Home TV News ‘Hap and Leonard’ Feels Like Home, Says James Purefoy

‘Hap and Leonard’ Feels Like Home, Says James Purefoy

by Michael Simpson
Hap and Leonard Feels Like Home, Says James Purefoy

Hap and Leonard Feels Like Home, Says James Purefoy

It might seem like British actor James Purefoy is a long way from his roots in Hap and Leonard. The drama series, which airs on SundanceTV in the US and is streamed by Amazon Prime in the UK, is set in rural Texas in the 1980s. Purefoy plays Hap Collins, a middle-aged working class man who dodged the Vietnam War draft and has had a series of dead-end jobs ever since. This scenario might not have obvious echoes of English countryside life but there are parallels that resonate with Purefoy.

“I recognised the guys immediately,” the actor explains. “I grew up in the West Country of England, in Somerset, in an industrial-agricultural environment where a lot of my mates worked in the chicken farms and slaughterhouses. I’d be going to the pub most nights of the week and conversations often were about get-rich-quick schemes to get people out of the rut that they’d found themselves in with these low-paid, very hard jobs. Those were the kind of jobs that Hap and Leonard did. So, bizarrely, my upbringing in what others would call bucolic Somerset and this world of these two men in the rose fields in East Texas really struck a chord with me.”

Hap and Leonard is based on a series of books by Joe R. Lansdale. Season 1, which aired in 2016, was adapted from the first of those novels, Savage Season. It introduced Hap and Leonard (played by Michael K. Williams) as two very different men who are, nonetheless, life-long friends.

“One is a white, heterosexual ex-con and the other is an ex-Marine who happens to be gay and is also a true-blue Reaganite with serious anger management issues,” Purefoy explains.

It’s an unconventional friendship for American television but it works, Purefoy says, because the series doesn’t make a big deal out of those differences. “I think it’s really real and an awful lot of people have those kinds of relationships with their male friends. I think men, especially, look at these two and, the gay aspect of it aside, see they’re just a couple of guys and you get their relationship. You get it because guys don’t talk about their relationships too much.”

James Purefoy

James Purefoy

The “get-rich-quick” scheme Hap and Leonard get caught up in during the first season involves $1 million in a car at the bottom of a river and various quirky adversaries. These include a group of leftist revolutionaries and a serial killer. If this is all you know about the show, it might be tempting to dismiss Hap and Leonard as just another comedy about two small-town hicks who get in over their heads. There is much more to it than that, though, Purefoy says.

“Joe Lansdale came from a very, very poor background and grew up in an area of civil rights and race relations that were serious and difficult. The social aspect of his upbringing is very much threaded throughout Hap and Leonard. You can’t watch Hap and Leonard without thinking about those times. So, it’s certainly not just a Dukes of Hazzard-style thing. It’s about two men but we’re also trying to redefine the masculine relationship on television.”

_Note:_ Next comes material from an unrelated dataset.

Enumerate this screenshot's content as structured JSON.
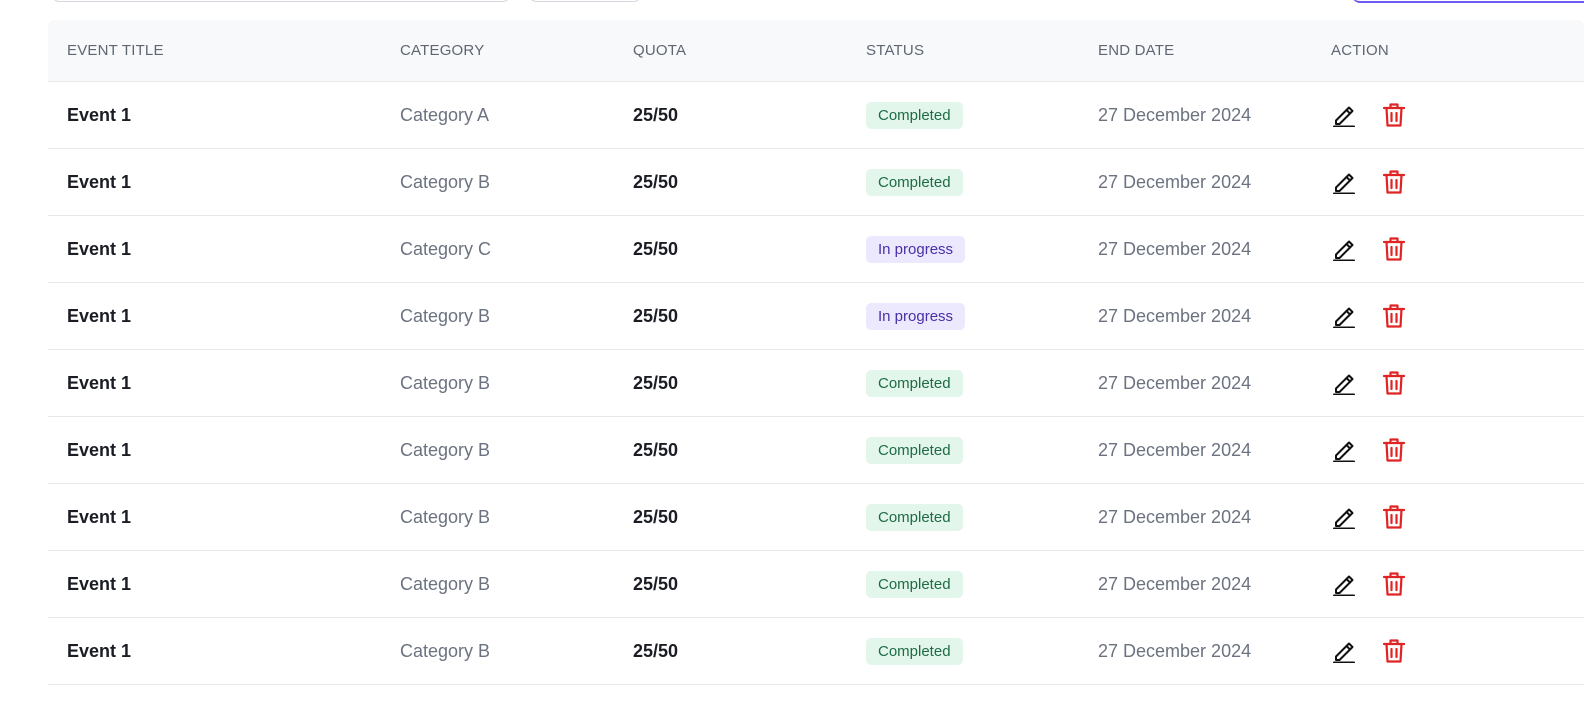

The influence of Lansdale’s background might be even more evident in Season 2, which takes Hap and Leonard in a new direction. The discovery of a child’s skeleton under the floor of the house owned by the latter’s late uncle leads to a mystery that implicates Leonard. This drives Hap to turn detective so he can clear his best friend’s name. As a result, both characters must tread in uncomfortable territory.

“It’s a very different world,” says Purefoy. “Last season it was all very rural, out in the sticks, in the swamps of East Texas and the world got smaller and smaller as the show went on. This opens up much more into the world of Hap and Leonard and into the world of the fictitious East Texas town of LaBorde. It’s set much more in the African-American community and it’s very much more Leonard’s world.”

Purefoy is now well-established on American TV after having had major roles in series such as The Following and Rome. Currently he is making the futuristic sci-fi series Altered Carbon for Netflix. After that, though, he hopes he will have the opportunity to return to the recent past with another season of Hap and Leonard. In the meantime, he is excited to see how viewers react to the second season of his little slice of rural life in 1980s Texas.

“I can’t wait for people to watch it,” he says. “I think sometimes when you make a show whether people watch it or not you don’t really care. But sometimes you make a show like this one and it’s so rich and textured and lush and surprising in so many ways, you can’t wait for people to enjoy it as much as you enjoyed making it.”

Season 2 of Hap and Leonard, subtitled Mucho Mojo, has its US premiere on SundanceTV on Wednesday March 15 at 10/9C, and streams on to Amazon Prime in the UK on the 17th March 2017. Season 1 is also now airing Tuesday nights on AMC UK at 9pm.